School for Studies in Art and Culture:
Music
Loeb Building A911
Telephone: 520-5770
Fax: 520-3905
The School
St. Patrick’s Building 423
Director:
John Shepherd
Assistant Director (Music):
Jennifer Giles
Music offers courses at the graduate level in musicology and ethnomusicology.
These include courses offered in cooperation with the School of Canadian
Studies. Full use is made of the resources of the National Library, the
Public Archives, and the National Museum of Civilization.
Dr. Elaine Keillor is lecturer in Canadian music with Dr. Helmut Kallmann
(former Chief Music Librarian, National Library) as Adjunct Professor.
Courses in the sociology and aesthetics of music are offered by Dr. John
Shepherd and Dr. Geraldine Finn.
Graduate Courses*
Music 30.501W1
Theories of Music as Culture
This course provides a critical survey of major theories on the relationship
between music and culture. Particular attention is paid to the way in which
work in musicology, ethnomusicology, culture theory, feminism, semiotics,
structuralism, poststructuralism, and psychoanalytic theory has been applied
to the problem of understanding the culture-specific character of sound
in music.
Prerequisite: Permission of the School for Studies in Art and Culture (Music).
Music 30.505F1
Feminism and Musicology
This course applies the insights and analyses of feminist cultural critiques
to the theory and practice of music and musicology. Taking specific discursive
and musical examples as its focus, the course draws upon recent developments
in psychoanalytic theory, deconstruction, and post-colonial critique to
examine the structures and significances of music in contemporary culture
and its relationship to politics, ideology, and power.

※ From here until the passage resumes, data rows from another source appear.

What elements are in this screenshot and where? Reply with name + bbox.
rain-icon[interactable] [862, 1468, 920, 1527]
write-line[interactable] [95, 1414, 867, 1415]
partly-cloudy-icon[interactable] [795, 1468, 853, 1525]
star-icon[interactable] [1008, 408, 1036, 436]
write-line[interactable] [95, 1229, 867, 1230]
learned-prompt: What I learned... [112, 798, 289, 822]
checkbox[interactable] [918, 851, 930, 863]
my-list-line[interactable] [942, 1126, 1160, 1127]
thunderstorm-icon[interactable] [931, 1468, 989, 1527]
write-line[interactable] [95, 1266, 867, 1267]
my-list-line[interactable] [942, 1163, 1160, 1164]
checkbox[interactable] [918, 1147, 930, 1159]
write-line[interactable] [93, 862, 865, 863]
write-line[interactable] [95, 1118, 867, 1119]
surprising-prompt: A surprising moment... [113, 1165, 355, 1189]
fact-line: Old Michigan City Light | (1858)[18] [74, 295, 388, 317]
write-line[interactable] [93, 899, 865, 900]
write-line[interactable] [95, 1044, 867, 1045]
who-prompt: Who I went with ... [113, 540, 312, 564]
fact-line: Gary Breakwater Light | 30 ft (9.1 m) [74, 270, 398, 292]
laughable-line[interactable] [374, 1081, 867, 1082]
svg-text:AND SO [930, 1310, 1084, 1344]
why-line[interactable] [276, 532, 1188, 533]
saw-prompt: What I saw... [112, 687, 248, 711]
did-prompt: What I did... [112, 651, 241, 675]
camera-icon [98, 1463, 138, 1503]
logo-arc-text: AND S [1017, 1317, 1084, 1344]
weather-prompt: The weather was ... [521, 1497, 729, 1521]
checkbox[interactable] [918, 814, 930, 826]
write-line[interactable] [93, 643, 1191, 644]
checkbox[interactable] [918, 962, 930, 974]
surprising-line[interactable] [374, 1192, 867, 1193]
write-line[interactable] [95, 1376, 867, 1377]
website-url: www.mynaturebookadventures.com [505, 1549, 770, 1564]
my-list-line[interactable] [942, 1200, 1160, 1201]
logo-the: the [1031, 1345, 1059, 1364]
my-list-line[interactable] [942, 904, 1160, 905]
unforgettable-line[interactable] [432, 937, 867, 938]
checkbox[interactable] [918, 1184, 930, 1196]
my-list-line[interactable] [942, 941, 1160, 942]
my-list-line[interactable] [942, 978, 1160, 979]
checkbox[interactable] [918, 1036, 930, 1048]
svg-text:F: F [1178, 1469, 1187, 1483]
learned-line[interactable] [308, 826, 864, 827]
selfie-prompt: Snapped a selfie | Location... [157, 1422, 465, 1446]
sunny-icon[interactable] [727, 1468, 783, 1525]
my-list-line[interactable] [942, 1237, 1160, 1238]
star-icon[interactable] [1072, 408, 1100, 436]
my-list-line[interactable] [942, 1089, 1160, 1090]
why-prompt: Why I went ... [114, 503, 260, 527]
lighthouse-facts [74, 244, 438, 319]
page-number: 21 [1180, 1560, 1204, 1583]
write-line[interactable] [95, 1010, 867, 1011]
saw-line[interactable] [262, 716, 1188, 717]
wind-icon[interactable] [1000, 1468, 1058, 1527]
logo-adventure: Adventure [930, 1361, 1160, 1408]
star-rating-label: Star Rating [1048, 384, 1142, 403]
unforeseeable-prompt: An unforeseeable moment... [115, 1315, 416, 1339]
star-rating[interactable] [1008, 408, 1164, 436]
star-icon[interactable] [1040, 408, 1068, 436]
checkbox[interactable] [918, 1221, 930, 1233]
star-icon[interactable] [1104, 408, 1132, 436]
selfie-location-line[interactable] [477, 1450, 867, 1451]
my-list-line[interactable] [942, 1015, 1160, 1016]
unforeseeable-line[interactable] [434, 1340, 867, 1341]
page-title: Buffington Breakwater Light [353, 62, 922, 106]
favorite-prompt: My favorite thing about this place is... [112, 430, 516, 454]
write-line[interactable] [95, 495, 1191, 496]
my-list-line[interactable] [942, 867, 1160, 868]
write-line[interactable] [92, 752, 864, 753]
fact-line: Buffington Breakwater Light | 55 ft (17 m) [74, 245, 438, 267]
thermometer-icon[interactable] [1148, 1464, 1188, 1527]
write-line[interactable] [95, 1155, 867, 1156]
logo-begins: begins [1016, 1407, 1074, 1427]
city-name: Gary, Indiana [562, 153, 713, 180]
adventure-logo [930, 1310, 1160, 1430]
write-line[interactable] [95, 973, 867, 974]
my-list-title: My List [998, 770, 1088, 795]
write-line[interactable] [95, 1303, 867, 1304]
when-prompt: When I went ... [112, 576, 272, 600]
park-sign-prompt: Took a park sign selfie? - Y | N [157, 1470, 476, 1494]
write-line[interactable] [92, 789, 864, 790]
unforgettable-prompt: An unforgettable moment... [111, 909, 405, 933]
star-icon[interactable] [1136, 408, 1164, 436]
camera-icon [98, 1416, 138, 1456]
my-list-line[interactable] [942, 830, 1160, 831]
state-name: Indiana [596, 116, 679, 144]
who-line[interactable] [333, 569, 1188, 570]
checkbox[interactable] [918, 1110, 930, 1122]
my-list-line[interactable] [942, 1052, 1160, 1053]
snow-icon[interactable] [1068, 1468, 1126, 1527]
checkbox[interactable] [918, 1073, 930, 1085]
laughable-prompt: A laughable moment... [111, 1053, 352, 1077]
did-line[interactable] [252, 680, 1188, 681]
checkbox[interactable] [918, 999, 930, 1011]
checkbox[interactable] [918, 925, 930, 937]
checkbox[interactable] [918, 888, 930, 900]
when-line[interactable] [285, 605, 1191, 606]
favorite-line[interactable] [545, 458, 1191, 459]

Prerequisite: Permission of the School for Studies in Art and Culture (Music).
Music 30.510T2
History of Canadian Music I
Selected aspects of notated Canadian music from 1600 to the present; liturgical
music; social and economic conditions of Canadian musical life; regional
studies; individual composers and performers.
Prerequisite: Permission of the School for Studies in Art and Culture (Music).
Music 30.511F1
History of Canadian Music II
Anglo- and Franco-folk music traditions in Canada, past and present.
Prerequisite: Permission of the School for Studies in Art and Culture (Music).
Music 30.512W1
History of Canadian Music III
The music of various ethnic minorities in Canada with special emphasis
on the traditions of the First Nations.
Prerequisite: Permission of the School for Studies in Art and Culture (Music).
Music 30.515F1
History of Canadian Music IV
A survey of the history of French-Canadian popular music from the beginnings
of Nouvelle France to the present. Topics covered include folk music of
the seventeenth, eighteenth, and nineteenth centuries, salon music, political
song, and the growth of mass disseminated popular music. Special attention
is paid to the social and political contexts of music making, in particular
the identity of popular music with aspirations of nationalism in the Province
of Québec during the 1950s, 1960s, and 1970s.
Prerequisites: Permission of the School for Studies in Art and Culture
(Music). A good reading ability in French is essential.